Ugh! Couldn't you configure the stupid mailing list filter to only
drop rich text mails that have [PATCH or [RFC or [RFT in the subject,
e.g.? Original mail below.
(sorry for the resend, Justin and Ivo).
Dan
On Wed, Apr 13, 2011 at 9:23 AM, Daniel Halperin
<dhalperi@...washington.edu> wrote:
>
> On Wed, Apr 13, 2011 at 9:01 AM, Justin Piszcz <jpiszcz@...idpixels.com> wrote:
>>>
>>> Can you try disabling powersaving?
>>> iwconfig wlan0 power off
>>>
>> Wow! That was it, now its interactive again.
>>
>> 64 bytes from wireless-host (192.168.1.2): icmp_req=1 ttl=64 time=0.581 ms
>> 64 bytes from wireless-host (192.168.1.2): icmp_req=2 ttl=64 time=0.647 ms
>>
>> Thanks, so its recommend to keep this off then, can that be set as the driver default?
>>
>
> That's a bad idea, what you're seeing is likely completely a red herring. Wi-Fi power saving mode saves energy by putting the RF hardware most of the time. This is a Good Thing.

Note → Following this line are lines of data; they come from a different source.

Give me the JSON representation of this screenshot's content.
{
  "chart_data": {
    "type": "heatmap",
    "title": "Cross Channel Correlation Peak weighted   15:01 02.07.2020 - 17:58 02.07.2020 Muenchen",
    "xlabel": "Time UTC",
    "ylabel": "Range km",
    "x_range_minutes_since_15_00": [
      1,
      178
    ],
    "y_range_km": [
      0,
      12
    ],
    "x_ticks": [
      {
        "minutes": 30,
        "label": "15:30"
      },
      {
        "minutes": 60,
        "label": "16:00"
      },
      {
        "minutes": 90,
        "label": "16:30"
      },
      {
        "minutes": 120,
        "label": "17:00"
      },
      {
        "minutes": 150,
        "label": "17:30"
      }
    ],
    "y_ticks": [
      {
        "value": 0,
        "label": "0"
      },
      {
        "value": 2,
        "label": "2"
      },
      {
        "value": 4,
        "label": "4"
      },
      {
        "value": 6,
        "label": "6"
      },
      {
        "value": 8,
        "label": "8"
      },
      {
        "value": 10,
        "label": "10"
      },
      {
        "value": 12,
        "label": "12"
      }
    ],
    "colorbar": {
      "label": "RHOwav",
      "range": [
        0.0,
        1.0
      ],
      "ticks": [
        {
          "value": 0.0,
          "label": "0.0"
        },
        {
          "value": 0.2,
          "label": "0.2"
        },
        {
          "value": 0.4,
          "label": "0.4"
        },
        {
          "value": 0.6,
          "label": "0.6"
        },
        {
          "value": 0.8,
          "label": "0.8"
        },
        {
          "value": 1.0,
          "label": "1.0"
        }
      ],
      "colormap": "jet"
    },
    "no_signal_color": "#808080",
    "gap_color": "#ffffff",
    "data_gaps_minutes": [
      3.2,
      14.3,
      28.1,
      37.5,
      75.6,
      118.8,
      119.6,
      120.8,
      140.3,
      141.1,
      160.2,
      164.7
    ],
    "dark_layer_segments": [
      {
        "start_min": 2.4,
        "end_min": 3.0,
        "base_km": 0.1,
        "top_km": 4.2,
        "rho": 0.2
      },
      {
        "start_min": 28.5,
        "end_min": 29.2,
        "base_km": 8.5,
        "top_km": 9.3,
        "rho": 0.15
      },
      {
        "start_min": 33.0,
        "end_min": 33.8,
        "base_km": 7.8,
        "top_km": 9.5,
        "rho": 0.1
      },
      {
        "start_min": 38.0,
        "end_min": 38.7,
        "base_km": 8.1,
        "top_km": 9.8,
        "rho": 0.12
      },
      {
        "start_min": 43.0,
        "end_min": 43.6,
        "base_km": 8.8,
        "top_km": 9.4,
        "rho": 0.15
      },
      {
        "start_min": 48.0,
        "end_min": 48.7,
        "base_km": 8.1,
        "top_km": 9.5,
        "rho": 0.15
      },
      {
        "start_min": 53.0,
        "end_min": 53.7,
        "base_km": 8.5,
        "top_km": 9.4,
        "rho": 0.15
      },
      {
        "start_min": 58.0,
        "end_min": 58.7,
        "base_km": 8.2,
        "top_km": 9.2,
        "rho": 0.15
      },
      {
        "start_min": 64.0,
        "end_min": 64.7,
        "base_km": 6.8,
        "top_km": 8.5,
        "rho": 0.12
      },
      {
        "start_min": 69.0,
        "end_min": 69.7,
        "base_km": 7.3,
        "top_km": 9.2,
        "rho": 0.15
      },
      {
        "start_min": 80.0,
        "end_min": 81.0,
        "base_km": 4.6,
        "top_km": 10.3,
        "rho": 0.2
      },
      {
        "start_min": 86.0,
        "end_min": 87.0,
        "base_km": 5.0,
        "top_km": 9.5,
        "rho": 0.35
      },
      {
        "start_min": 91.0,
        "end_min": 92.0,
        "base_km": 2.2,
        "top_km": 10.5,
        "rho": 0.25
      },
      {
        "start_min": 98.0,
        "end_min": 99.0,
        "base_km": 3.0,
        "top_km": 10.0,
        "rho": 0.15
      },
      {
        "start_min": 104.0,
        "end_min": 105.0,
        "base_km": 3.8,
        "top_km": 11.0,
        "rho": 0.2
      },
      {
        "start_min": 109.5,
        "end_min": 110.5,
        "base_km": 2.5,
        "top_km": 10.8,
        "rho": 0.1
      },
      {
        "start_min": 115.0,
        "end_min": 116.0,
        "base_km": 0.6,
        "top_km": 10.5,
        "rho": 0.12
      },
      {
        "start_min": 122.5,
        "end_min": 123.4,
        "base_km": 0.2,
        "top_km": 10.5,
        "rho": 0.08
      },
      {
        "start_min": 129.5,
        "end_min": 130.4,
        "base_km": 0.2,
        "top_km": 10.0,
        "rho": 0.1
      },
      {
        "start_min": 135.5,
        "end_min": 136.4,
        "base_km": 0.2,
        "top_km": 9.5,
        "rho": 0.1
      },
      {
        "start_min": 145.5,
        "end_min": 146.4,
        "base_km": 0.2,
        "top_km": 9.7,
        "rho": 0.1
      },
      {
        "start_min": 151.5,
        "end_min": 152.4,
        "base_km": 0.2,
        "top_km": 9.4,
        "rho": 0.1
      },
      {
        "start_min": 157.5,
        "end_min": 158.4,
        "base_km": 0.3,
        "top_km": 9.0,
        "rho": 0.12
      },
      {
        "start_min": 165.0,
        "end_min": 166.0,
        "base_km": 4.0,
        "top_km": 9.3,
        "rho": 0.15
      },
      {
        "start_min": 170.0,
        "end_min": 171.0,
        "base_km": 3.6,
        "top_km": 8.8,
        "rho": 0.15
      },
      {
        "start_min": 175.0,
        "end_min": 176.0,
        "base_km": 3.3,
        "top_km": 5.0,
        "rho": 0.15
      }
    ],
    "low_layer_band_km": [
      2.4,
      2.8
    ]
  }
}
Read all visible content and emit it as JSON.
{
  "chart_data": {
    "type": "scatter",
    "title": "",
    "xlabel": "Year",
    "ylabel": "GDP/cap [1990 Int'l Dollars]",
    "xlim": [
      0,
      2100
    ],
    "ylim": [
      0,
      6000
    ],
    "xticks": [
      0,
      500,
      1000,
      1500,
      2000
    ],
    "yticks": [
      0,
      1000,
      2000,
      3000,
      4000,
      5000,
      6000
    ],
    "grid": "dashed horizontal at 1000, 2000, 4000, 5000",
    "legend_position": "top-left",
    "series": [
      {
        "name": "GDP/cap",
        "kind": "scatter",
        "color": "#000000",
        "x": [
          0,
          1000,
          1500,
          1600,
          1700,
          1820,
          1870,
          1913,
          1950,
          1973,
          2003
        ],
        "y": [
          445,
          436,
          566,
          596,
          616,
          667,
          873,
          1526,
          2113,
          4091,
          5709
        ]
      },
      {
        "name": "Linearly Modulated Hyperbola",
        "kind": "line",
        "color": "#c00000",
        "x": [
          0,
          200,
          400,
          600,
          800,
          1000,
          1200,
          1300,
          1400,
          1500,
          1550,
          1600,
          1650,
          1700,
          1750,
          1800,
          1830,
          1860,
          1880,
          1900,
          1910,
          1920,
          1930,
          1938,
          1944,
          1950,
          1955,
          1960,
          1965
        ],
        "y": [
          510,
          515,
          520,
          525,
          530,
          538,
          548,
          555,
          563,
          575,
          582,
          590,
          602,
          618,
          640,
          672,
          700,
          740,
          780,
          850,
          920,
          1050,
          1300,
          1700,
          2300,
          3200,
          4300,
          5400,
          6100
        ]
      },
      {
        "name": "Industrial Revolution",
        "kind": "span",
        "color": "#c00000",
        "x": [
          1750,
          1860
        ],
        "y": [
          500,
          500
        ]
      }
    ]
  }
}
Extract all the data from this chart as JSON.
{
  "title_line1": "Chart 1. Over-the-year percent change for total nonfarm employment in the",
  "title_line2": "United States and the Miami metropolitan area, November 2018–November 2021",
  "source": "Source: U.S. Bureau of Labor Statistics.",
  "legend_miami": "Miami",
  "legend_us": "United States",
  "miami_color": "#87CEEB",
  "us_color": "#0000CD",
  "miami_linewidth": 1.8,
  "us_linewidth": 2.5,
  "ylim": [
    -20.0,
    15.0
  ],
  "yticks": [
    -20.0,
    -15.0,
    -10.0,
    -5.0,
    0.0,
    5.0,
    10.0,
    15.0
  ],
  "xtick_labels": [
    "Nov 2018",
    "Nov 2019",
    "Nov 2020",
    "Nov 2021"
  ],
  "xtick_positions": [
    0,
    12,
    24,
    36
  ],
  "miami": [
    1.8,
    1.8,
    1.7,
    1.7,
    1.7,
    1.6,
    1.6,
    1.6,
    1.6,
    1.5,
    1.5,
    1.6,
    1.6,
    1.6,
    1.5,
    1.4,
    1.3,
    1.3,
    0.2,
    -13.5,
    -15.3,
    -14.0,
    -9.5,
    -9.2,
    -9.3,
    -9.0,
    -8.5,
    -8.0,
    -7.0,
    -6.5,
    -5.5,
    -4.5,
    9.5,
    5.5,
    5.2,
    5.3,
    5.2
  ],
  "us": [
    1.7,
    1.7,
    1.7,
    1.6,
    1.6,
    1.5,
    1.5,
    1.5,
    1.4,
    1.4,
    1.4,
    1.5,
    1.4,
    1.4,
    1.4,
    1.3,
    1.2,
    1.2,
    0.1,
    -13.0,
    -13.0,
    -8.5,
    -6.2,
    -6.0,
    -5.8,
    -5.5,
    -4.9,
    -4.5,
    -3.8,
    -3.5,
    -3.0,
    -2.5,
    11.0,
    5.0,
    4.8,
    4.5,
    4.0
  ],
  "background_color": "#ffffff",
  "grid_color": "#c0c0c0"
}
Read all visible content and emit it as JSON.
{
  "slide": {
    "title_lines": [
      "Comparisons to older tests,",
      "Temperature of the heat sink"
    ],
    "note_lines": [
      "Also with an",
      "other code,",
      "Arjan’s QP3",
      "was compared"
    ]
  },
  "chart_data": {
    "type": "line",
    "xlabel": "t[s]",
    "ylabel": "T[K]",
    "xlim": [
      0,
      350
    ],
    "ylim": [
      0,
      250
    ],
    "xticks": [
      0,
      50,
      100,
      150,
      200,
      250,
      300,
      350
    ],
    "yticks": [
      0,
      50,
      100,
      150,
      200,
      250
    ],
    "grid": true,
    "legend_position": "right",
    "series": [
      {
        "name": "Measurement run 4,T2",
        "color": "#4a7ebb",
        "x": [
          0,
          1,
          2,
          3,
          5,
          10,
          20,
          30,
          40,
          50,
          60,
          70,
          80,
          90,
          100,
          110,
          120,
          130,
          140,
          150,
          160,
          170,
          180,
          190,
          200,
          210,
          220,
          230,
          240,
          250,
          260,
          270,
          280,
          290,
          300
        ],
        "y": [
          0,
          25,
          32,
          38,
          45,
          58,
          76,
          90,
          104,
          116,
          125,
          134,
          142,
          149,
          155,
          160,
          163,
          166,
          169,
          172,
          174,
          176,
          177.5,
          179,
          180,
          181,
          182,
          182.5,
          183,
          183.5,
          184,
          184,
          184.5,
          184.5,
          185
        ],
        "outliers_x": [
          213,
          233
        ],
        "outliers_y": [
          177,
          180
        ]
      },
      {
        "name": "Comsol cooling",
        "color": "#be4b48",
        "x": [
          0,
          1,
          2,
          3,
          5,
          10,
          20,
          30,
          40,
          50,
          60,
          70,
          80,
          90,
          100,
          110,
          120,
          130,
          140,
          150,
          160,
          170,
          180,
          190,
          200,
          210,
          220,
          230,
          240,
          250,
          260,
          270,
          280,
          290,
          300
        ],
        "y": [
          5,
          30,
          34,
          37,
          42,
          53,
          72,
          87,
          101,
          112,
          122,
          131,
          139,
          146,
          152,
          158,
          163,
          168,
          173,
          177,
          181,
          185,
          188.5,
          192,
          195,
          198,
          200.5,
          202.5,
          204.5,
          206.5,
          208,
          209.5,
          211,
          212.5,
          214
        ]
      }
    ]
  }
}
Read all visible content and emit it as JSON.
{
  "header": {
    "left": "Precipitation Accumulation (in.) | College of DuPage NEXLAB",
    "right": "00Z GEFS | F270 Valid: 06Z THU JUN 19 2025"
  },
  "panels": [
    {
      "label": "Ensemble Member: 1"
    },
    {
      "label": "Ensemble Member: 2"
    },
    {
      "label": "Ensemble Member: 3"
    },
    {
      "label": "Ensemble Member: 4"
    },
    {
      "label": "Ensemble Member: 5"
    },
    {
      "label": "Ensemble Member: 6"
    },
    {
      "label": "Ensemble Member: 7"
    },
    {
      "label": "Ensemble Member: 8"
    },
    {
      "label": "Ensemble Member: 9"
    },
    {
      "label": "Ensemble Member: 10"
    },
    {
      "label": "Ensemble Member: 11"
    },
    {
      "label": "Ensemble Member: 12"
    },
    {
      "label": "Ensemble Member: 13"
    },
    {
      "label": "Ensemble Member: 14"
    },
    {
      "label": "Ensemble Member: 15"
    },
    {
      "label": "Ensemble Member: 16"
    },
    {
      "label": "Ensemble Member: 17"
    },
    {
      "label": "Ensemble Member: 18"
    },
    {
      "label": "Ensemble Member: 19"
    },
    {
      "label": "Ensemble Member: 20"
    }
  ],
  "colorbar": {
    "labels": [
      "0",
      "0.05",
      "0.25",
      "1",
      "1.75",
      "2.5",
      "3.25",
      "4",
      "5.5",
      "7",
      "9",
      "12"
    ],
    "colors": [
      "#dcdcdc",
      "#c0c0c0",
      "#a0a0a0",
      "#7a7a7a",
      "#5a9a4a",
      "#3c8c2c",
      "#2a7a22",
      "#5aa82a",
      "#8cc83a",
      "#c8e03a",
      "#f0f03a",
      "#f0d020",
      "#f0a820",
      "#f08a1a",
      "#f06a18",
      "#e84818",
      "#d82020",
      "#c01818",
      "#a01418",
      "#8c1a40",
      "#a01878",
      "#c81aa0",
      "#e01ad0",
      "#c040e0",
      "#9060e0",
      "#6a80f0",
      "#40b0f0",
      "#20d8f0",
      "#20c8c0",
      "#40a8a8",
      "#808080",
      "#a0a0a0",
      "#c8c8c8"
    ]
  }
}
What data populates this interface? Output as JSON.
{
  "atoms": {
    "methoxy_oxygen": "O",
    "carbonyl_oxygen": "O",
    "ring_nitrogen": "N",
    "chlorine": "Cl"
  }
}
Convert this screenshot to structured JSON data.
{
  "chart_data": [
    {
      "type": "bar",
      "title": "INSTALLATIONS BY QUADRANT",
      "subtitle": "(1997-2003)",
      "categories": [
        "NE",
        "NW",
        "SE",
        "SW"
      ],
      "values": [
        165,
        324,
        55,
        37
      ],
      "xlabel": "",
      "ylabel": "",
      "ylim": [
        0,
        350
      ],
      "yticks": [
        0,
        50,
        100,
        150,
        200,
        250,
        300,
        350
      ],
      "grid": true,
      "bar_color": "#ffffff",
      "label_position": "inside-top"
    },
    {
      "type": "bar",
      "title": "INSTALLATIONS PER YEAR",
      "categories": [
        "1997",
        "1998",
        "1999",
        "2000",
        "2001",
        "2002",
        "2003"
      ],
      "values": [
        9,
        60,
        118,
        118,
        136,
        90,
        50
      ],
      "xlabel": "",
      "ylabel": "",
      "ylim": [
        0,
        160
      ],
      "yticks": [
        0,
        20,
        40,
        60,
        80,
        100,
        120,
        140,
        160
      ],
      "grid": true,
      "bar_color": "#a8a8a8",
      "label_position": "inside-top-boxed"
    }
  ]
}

> Power save is designed to kick in only when the load is very slow; the client's network stack should automatically disable power save during times of high load, e.g., during a download or a VoIP call. You should run some tests to see if this is actually occurring; there may be a bug in the rtl implementation.
> The real problem here is that your ping test has invalid assumptions. One packet/second is not enough load to disable Wi-Fi power save, so you should not see interactive ping times. Again, this is a good thing and something I doubt you want to disable! (Assuming that RTL's implementation isn't fundamentally broken elsewhere) It certainly should NOT be the driver default.
> Try again with sudo ping -i 0.01 -s 1400 (e.g., to ping with large packets every 10 ms); this should probably trigger the logic that automatically disables the power saving mode. Or try pinging while doing a 1 Mbit UDP transfer (e.g., with iperf).